ブラックロックは2026年5月8日、BSTBLおよびBRSRVという2つのトークン化されたマネーマーケットファンドのSEC登録書類を提出しました。これらは、ブロックチェーンから離れることなく暗号資産利用者が国債収益にアクセスできるようにすることを明確な目的として、オンチェーン経済の異なる分野をターゲットにしています。
2つのファンド、2つの戦略
BSTBLは、BlackRockが運営するSelect Treasury Based Liquidity FundのEthereumベースの株式クラスであり、約61億~70億ドルの現金および短期米国財務省投資を管理しています。新しいERC-20株式クラスの手数料は割引後0.27%で、BNY Mellonが振替エージェントを務めます。

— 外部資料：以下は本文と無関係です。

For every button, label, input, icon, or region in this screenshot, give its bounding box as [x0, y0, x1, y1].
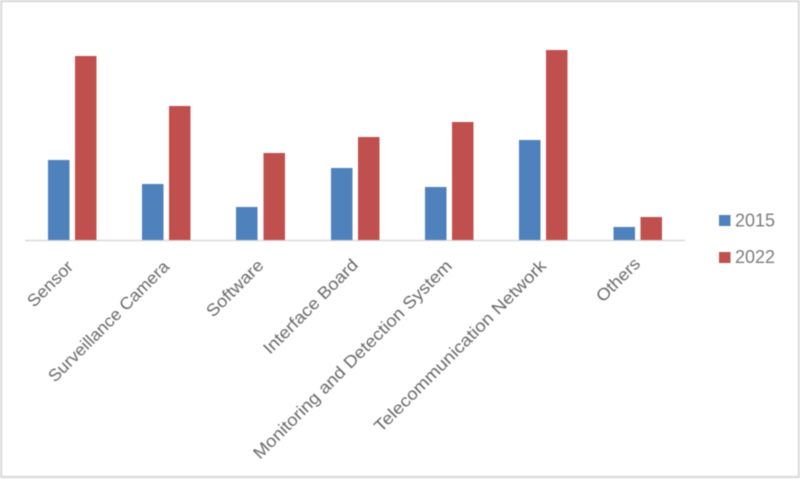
label: Software: Software	[202, 256, 267, 321]
bars: Software	[236, 153, 285, 240]
label: Interface Board: Interface Board	[259, 255, 362, 358]
bars: Telecommunication Network	[519, 50, 568, 240]
label: Telecommunication Network: Telecommunication Network	[370, 256, 550, 436]
label: Monitoring and Detection System: Monitoring and Detection System	[249, 256, 456, 463]
bars: Others	[614, 217, 662, 240]
x axis line	[25, 240, 685, 242]
legend item: 2022: 2022	[735, 247, 775, 267]
bars: Interface Board	[331, 137, 380, 240]
bars: Monitoring and Detection System	[425, 122, 474, 240]
label: Others: Others	[592, 254, 644, 306]
legend	[719, 210, 775, 267]
label: Sensor: Sensor	[23, 257, 77, 311]
legend item: 2015: 2015	[735, 210, 775, 230]
label: Surveillance Camera: Surveillance Camera	[44, 257, 173, 386]
category labels	[23, 254, 644, 463]
bars: Sensor	[48, 56, 96, 240]
bars: Surveillance Camera	[142, 106, 190, 240]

BRSRVは、マルチチェーン型のトークン化されたマネーマーケットツールとしてゼロから構築されました。その特徴は、規制されたステーブルコインの裏付けとして認定される可能性のある現金および短期国債資産を保有するよう、ステーブルコインの準備金資格に特化して設計されていることです。
ステーブルコイン保有者が注目すべき理由
米国およびEUの規制枠組みは、ステーブルコインがユーザーに利子を渡すことを一般的に禁止しています。BSTBLおよびBRSRVは、従来のマニュアルファンドを規制する1940年投資会社法に基づいて構築されています。この分類により、これらは日々の収益をオンチェーンウォレットに直接分配することが可能ですが、ステーブルコイン自体は法的にそれを実施できません。
BUIDLの基盤を拡張して
ブラックロックは2024年3月に、初のトークン化ファンド「BUIDL」をローンチしました。この製品は以来、約25億ドルの運用資産を蓄積しています。BSTBLとBRSRVは、異なる使用ケースやブロックチェーンネットワークに対応するため、製品ラインナップの次なる自然なステップです。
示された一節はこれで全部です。